Manche Frauen überbrücken diese Diskrepanz, indem sie sich einen gewissen Schematismus zulegen, der ihnen viel Rahmen und Halt gibt, worin sie sich selbst in ihrer Weiblichkeit nicht mehr wiederfinden. manchmal auch Härte oder emotionalen Pragmatismus zueigen machen. In aller Regel fühlen sich Frauen nicht wohl darin. Funktionalität gibt Sicherheit, Klarheit, Ordnung, und oft sind Frauen heute besser organisiert als (die aus ihrem Kindsein manchmal noch nicht herausgewachsenen) Männer. Viel stärker aber ist bei Frauen die Ahnung und das Bedürfnis ausgebildet, dass unter der Oberfläche des Funktionalen eine tiefere Qualität von Bezogenheit und Verbundenheit, von Begegnung und Nähe liegt, zu der sie aber zum Teil den Zugang oder die Fraglosigkeit verloren haben. 

Im Tonfeld drückt sich das auf vielfache Weise aus. Manchmal wird das Material nach Kräften durchgearbeitet, geradezu verzweifelt, weil vom Material her zu wenig ‚Antwort‘ zurückkommt. Die Hände gehen bei aller Bemühtheit und aller eingesetzten Kraft quasi leer aus. Gesucht wird bei alledem eine innige Qualität von Berührung und Berührtsein jenseits des oberflächlichen Herumtastens und Drückens. 

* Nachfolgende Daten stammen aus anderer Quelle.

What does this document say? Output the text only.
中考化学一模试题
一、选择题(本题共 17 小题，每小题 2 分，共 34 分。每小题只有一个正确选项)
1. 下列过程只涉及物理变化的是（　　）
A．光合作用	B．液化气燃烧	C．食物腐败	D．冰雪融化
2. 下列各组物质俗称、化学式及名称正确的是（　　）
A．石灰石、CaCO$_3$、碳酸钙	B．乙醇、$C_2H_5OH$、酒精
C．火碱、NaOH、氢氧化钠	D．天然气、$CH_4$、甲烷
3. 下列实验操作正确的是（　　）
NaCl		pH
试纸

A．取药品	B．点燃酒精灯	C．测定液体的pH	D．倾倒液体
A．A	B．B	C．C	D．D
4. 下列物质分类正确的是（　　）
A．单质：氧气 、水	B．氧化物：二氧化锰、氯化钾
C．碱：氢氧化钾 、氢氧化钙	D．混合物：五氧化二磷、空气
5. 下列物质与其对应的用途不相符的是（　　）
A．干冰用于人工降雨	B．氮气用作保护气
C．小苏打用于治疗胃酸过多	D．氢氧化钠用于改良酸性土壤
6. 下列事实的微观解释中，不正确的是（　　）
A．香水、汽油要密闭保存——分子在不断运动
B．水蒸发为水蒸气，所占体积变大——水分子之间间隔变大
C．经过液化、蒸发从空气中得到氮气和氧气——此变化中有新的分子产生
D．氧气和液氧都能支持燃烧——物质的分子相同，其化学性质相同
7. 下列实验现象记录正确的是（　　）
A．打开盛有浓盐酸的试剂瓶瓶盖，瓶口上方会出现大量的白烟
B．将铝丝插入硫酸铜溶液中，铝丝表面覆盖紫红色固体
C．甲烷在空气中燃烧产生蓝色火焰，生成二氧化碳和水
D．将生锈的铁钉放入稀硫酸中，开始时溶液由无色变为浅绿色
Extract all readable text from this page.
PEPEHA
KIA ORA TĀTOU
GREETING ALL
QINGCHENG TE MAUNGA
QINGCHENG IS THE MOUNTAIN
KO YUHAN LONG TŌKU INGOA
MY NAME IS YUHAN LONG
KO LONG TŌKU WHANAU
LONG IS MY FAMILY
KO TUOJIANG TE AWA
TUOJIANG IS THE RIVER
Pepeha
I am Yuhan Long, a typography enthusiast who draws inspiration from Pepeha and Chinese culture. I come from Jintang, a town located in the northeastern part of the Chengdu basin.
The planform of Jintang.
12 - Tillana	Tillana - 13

Manchmal zeigt sich die Thematik in Basteleien, irgendwelchen winzigen Niedlichkeiten, die nicht das Maß der Hände erreichen. Auch hier kommt vom Material nichts zurück. Die Bastelein sind allein aus der Vorstellung heraus gebastelt, ohne dass sie etwas mit der Person zu tun hätten. Meist werden sie dann auch, da bedeutungslos, wieder zerstört.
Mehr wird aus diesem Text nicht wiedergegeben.